Managing AI spend without the shock invoice

AI agents have been transformational — when they’re set up with the right context, tooling and infrastructure. But working closely with organisations deploying AI at scale, we keep seeing the same pattern: the productivity gains get quietly eaten by token spend nobody was watching — tokenmaxxing, in the extreme.

Here’s how to keep the upside of AI-driven workflows without a shock invoice at the end of the month.

1. Model selection

The default instinct is to reach for the best model available. But pricing between tiers can differ by 5x or more for the same outcome — asking a top-tier model like Claude Fable 5 to write an email or review a five-page PDF is overkill.

Model costs increase exponentially with intelligence

Model routing

Model routing is one of the most powerful levers for token spend: a router directs each request to a different model based on the complexity of the task. It only applies to requests made via API — if your team uses Claude or ChatGPT directly, the user picks the model, which we come to below.

Two main approaches:

Company gateway — every AI request flows through a gateway that applies routing logic to pick the most cost-effective model for the job. You can build this in-house or use a service like OpenRouter’s Auto Router. Routing at the company level lets you enforce policy globally, though a single policy rarely suits everything — specialised work like coding usually needs smarter models than general workflows do.
App-level routing — each AI application layers in its own routing model that analyses the task and selects the model for that workflow. Easier to set up and tune, but the number of routing setups grows with every new internal app.

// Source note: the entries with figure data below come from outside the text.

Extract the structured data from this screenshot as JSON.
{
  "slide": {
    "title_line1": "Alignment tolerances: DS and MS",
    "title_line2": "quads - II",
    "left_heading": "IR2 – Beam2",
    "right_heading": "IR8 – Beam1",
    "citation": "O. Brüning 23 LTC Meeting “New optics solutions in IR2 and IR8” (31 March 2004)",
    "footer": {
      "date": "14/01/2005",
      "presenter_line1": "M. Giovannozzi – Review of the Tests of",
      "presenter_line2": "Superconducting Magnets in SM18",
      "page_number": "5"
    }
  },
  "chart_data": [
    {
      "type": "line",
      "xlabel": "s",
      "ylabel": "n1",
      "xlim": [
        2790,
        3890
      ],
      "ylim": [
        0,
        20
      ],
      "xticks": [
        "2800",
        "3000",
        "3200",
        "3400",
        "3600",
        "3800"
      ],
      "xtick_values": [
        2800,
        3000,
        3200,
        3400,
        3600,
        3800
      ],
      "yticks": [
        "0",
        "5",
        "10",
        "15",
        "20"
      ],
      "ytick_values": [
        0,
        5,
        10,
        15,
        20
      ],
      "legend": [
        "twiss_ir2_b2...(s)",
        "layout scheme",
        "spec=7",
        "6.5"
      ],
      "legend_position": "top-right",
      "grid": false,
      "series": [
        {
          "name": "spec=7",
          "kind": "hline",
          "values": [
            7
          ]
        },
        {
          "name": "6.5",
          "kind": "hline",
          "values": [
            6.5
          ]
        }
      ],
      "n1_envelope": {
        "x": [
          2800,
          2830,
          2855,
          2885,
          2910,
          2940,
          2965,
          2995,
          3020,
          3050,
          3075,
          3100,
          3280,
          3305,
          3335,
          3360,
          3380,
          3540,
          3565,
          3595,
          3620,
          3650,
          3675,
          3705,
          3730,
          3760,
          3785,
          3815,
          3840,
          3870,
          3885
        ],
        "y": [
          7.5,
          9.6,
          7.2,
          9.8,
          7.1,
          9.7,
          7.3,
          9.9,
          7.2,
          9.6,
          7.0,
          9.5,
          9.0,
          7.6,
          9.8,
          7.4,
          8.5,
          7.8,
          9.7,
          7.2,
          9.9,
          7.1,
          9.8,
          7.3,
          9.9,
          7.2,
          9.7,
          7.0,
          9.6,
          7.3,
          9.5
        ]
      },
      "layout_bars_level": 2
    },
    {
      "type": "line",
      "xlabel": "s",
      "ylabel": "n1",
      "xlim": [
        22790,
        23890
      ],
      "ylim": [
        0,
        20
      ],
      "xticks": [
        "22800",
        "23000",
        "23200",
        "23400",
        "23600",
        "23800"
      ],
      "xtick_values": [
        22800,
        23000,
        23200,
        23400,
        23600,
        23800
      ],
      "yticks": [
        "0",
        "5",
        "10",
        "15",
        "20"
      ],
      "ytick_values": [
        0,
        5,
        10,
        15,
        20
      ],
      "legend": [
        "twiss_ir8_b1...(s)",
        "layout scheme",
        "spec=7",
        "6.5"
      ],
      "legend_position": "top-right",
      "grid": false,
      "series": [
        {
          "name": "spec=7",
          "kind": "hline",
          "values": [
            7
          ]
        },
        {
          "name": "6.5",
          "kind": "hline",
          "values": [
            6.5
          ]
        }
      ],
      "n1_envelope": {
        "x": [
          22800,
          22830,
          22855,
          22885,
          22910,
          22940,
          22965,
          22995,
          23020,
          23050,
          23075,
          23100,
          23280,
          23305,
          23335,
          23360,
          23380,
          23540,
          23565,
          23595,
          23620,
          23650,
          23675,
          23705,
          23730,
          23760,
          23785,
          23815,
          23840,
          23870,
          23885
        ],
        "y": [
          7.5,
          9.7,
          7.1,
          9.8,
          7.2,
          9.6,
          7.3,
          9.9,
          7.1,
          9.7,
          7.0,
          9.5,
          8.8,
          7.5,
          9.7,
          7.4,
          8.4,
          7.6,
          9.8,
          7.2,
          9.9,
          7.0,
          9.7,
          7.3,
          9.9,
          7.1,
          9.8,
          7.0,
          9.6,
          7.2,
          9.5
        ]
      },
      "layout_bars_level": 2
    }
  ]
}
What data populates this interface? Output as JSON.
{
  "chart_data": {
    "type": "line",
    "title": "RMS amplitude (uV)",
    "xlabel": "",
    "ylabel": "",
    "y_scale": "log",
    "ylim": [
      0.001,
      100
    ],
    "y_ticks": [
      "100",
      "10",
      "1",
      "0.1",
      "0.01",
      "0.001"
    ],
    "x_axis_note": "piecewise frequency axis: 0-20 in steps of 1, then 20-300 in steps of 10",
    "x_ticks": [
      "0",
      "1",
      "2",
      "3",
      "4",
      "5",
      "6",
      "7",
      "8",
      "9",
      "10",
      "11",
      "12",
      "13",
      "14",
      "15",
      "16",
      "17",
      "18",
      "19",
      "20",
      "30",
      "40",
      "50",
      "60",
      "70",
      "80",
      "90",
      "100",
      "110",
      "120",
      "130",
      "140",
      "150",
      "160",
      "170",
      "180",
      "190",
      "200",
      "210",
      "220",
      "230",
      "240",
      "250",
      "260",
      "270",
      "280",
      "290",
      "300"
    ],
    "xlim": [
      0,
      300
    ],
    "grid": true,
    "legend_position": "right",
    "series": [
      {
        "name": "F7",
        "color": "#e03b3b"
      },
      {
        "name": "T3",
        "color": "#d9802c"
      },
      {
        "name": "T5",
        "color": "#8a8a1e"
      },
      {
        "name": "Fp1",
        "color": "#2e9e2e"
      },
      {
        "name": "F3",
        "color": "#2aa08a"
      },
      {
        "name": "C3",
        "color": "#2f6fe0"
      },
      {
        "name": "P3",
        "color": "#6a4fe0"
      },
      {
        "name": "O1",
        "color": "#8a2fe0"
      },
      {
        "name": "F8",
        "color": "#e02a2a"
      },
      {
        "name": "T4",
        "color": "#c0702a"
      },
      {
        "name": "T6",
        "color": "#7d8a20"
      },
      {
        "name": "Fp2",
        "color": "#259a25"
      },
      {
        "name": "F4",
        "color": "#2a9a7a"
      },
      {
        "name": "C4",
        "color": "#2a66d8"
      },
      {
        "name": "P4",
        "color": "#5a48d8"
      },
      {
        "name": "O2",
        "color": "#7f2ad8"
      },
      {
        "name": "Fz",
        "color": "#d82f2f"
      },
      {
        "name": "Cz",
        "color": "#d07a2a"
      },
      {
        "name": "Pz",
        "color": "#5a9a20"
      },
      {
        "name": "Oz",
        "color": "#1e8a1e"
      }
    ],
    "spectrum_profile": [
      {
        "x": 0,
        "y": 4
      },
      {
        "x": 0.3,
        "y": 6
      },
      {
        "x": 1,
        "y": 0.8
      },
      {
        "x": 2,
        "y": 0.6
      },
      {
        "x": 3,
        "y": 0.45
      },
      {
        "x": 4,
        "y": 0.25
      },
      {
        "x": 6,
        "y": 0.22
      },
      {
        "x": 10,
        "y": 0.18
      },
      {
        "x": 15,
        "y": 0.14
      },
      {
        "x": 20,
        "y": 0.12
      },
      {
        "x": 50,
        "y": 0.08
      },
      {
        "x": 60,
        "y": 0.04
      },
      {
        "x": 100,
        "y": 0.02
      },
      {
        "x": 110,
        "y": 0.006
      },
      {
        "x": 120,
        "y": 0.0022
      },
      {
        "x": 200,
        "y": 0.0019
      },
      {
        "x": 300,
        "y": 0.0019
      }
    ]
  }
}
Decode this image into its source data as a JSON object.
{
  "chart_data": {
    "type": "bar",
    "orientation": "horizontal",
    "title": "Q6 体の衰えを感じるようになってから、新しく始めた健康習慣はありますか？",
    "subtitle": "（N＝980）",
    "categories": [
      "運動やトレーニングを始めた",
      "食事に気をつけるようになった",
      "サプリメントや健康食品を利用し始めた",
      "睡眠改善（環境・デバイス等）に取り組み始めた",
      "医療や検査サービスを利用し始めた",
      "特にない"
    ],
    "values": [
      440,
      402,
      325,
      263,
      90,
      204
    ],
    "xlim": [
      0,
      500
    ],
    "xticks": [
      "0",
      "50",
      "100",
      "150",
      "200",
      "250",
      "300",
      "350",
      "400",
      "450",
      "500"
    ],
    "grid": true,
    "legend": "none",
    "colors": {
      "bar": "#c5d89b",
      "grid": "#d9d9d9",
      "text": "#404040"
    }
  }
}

Routing has become far more reliable in recent months, so the old tax — tasks sent to a weaker model and then reworked — has largely faded.

Employee policies

Routing doesn’t cover everything — direct tools like Claude Cowork still leave the choice to the user. There, the fastest savings come from policy: set a sensible default such as Sonnet 4.5, and reserve the most expensive models — GPT 5.5, Fable 5 — for the groups that genuinely need them, like the software development team. (The habits that reinforce this are in Employee training, below.)

2. Observability and reporting

You can’t optimise what you can’t see. A reporting pipeline across every AI workflow is essential — both to avoid surprise bills and to find where spend is leaking. Track, at minimum:

spend per employee, grouped by model
spend per workflow or app
spend per cost centre
flags for expensive models running routine tasks
unit economics for customer-facing apps

Beyond control, this gives the finance team the data to forecast properly.

3. Batch inference

Plenty of agentic work doesn’t need to happen at request time — processing a collection of invoices, say. Routing those jobs through the batch API lets the provider schedule them in off-peak windows, typically for around 50% less.

4. Employee training

Beyond model selection, there’s plenty of low-hanging fruit in how people actually use AI — sometimes as small as not thanking the model once it’s done. A few habits that compound:

Start a new session for each task — carrying an old conversation forward wastes input tokens and can drag down accuracy on the new job.
Give full context in the first message — drip-feeding details forces the agent to reprocess everything on each turn, often over clarifying questions you could have pre-empted.
Keep scheduled tasks current — a daily job running an outdated model or stale tooling quietly multiplies cost; review them regularly to hold efficiency.

None of this is exotic. Spend discipline is simply part of operating AI-native — the same instinct that ships a use case and then makes it repeatable applies to the bill that comes with it. Put the observability in early, make the cheap defaults the path of least resistance, and the productivity gains stay gains.